Laporan IPCC terbaru tentang perubahan iklim juga harus dilihat dari segi ancaman keamanan global

Laporan IPCC terbaru tentang perubahan iklim juga harus dilihat dari segi ancaman keamanan global


Dalam laporan yang mengkhawatirkan, Panel Antar-pemerintah tentang Perubahan Iklim (IPCC) PBB telah memproyeksikan kenaikan suhu global akan mencapai atau melebihi pemanasan 1,5 derajat Celcius selama 20 tahun ke depan di bawah semua skenario. Ini berarti bahwa negara-negara saat ini telah gagal untuk mengadopsi langkah-langkah mitigasi pemanasan global yang signifikan untuk membatasi perubahan iklim yang drastis. Sebab, tujuan Kesepakatan Iklim Paris 2015 adalah untuk membatasi kenaikan suhu global jauh di bawah 2 derajat Celcius di atas tingkat pra-industri untuk abad ini. Itu lebih lanjut berkomitmen untuk membatasi kenaikan suhu global hingga 1,5 derajat Celcius.

Namun dengan kenaikan suhu rata-rata global saat ini sebesar 1,1 derajat Celcius di atas tingkat pra-industri, upaya mitigasi pemanasan global masih jauh dari target. Ini, laporan itu memproyeksikan, akan memiliki konsekuensi bencana dengan kekeringan parah, hujan lebat, semburan danau glasial, dan naiknya permukaan laut. Untuk India dengan garis pantainya yang besar, ini berarti penggenangan daerah pesisir dataran rendah, bencana yang lebih sering terjadi di wilayah Himalaya yang sensitif secara ekologis, dan peristiwa hujan lebat di bagian selatan negara itu.
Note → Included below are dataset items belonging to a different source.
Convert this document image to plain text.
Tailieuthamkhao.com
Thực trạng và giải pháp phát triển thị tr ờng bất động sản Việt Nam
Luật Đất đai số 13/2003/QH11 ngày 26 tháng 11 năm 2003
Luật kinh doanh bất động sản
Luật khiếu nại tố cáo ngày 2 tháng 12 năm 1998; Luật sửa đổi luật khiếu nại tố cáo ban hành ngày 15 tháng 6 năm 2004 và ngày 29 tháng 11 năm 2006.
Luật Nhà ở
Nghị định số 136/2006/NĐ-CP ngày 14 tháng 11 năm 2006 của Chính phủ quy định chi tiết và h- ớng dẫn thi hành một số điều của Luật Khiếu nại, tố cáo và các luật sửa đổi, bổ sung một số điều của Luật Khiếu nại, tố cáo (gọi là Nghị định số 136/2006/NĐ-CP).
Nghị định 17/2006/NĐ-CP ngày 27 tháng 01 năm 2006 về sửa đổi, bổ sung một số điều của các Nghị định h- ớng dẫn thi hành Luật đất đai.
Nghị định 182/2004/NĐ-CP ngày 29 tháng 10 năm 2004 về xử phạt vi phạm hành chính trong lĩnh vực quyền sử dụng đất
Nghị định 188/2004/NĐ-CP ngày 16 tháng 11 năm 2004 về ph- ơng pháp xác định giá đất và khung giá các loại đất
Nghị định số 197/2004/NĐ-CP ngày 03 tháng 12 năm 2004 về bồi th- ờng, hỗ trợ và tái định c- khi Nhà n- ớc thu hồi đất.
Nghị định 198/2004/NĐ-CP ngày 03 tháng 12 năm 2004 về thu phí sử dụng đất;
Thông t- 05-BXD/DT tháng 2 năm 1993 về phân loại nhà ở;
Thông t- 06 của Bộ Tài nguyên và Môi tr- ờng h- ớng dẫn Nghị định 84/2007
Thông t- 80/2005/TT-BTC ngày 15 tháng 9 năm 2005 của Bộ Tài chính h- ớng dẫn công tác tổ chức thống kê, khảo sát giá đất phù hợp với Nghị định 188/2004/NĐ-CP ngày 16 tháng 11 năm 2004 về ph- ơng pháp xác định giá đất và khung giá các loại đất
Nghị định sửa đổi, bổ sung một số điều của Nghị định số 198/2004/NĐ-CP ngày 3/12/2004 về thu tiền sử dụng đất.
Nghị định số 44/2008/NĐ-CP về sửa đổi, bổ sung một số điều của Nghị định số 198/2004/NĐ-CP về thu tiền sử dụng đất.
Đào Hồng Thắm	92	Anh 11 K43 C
Baca juga: Peringatan ‘kode merah’ PBB: Suhu global kemungkinan akan naik 1,5°C dalam 20 tahun

Tak perlu dikatakan lagi, semua negara harus melipatgandakan upaya mereka untuk mengurangi jejak karbon mereka dan mencapai emisi nol bersih pada pertengahan abad ini. Namun, mengingat sifat perubahan iklim yang lambat dan tidak terlihat, prioritas jangka pendek sering kali mengesampingkan tujuan iklim jangka panjang. Ini adalah kesalahan besar, karena selain bencana alam, perubahan iklim dapat berdampak buruk bagi keamanan suatu negara. Misalnya, penggenangan daerah pesisir dataran rendah dapat menyebabkan migrasi internal massal ke bagian lain suatu negara, menyebabkan gesekan sosial. Demikian pula, banjir, penggundulan hutan, dan penggurunan dapat meningkatkan tekanan pada tanah dan memperburuk sengketa tanah antara negara bagian India, seperti yang baru-baru ini disaksikan antara Assam dan Mizoram.

Oleh karena itu, sudah saatnya perubahan iklim yang disebabkan oleh pemanasan global tidak hanya dilihat sebagai masalah ekologi tetapi juga sebagai ancaman keamanan utama. Yang terakhir, pada kenyataannya, dapat menyebar melintasi batas-batas nasional. Oleh karena itu, semua negara harus meningkatkan upaya mitigasi perubahan iklim baik di tingkat nasional maupun internasional. Tidak ada negara yang harus tertinggal. Dan tidak ada negara yang harus ditinggalkan.